Things are falling into place for trainers Peter and Paul Snowden as they begin what could be a record-breaking winter carnival with Russian Revolution and Redzel in the Group One Doomben 10,000 on Saturday.
The father and son training partnership has swept all before them since starting out in 2014 and with their biggest Brisbane win sp far the Group One 2015 BTC Cup with Hot Snitzel.
Their first wish was granted with Russian Revolution and Redzel who drew perfectly in barriers five and three for the Doomben 10,000 (1200m).
“We were hoping for good barriers for them both and that is what we got,” Paul Snowden said.
Russian Revolution beat Redzel by a short neck to win the Group One Galaxy two runs back and is the 10,000 favourite but Snowden believes Redzel has a real chance.

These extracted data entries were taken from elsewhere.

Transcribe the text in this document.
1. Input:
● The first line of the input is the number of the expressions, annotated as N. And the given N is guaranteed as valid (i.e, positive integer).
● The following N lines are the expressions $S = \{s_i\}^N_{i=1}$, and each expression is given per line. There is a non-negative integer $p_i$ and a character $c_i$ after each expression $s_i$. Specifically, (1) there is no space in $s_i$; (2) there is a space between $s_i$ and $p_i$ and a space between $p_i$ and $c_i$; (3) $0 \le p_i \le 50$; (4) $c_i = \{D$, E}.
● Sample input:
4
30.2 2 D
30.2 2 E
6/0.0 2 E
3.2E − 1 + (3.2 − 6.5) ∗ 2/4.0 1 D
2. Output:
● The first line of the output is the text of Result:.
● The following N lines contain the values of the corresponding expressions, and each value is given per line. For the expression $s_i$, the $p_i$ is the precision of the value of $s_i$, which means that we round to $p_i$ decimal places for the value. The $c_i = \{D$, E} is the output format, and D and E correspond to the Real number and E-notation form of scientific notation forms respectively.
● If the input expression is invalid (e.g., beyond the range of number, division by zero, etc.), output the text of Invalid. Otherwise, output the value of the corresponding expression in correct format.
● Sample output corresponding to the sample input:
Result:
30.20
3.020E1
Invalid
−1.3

A last-start Randwick winner, Redzel was also nominated for the Goodwood in Adelaide on Saturday week, but travelled to Brisbane with Russian Revolution.
“There was nothing between them in the Galaxy and I think that is good form,” Snowden said.
Russian Revolution trialled impressively at Randwick on April 28 winning his heat in the best effort of the morning.
But Snowden said Redzel’s close second to stablemate Wild ‘N’ Famous at the same set of trials was also good work.
The Snowdens could have as many as 17 horses stabled at Eagle Farm during the winter.
It would be the biggest team from a southern trainer since the 1960s and 70s when the late TJ Smith would bring up to 20 horses for the carnival.
“I think we have ten at Scone this weekend and seven of them are going north,” Snowden said.
“There are four up there already and we have some others to straggle their way north,” he said.
The Snowdens had their first winner of the Brisbane carnival when Taking Aim won the Group Three Ken Russell Stakes last Saturday.
“It was a good way to start and lets hope it continues,” Snowden said.
Peter Snowden won the 10,000 with Beaded (2011)and Epaulette (2013) when he was head trainer for Sheikh Mohammed’s Darley operation and the race was over 1350 metres.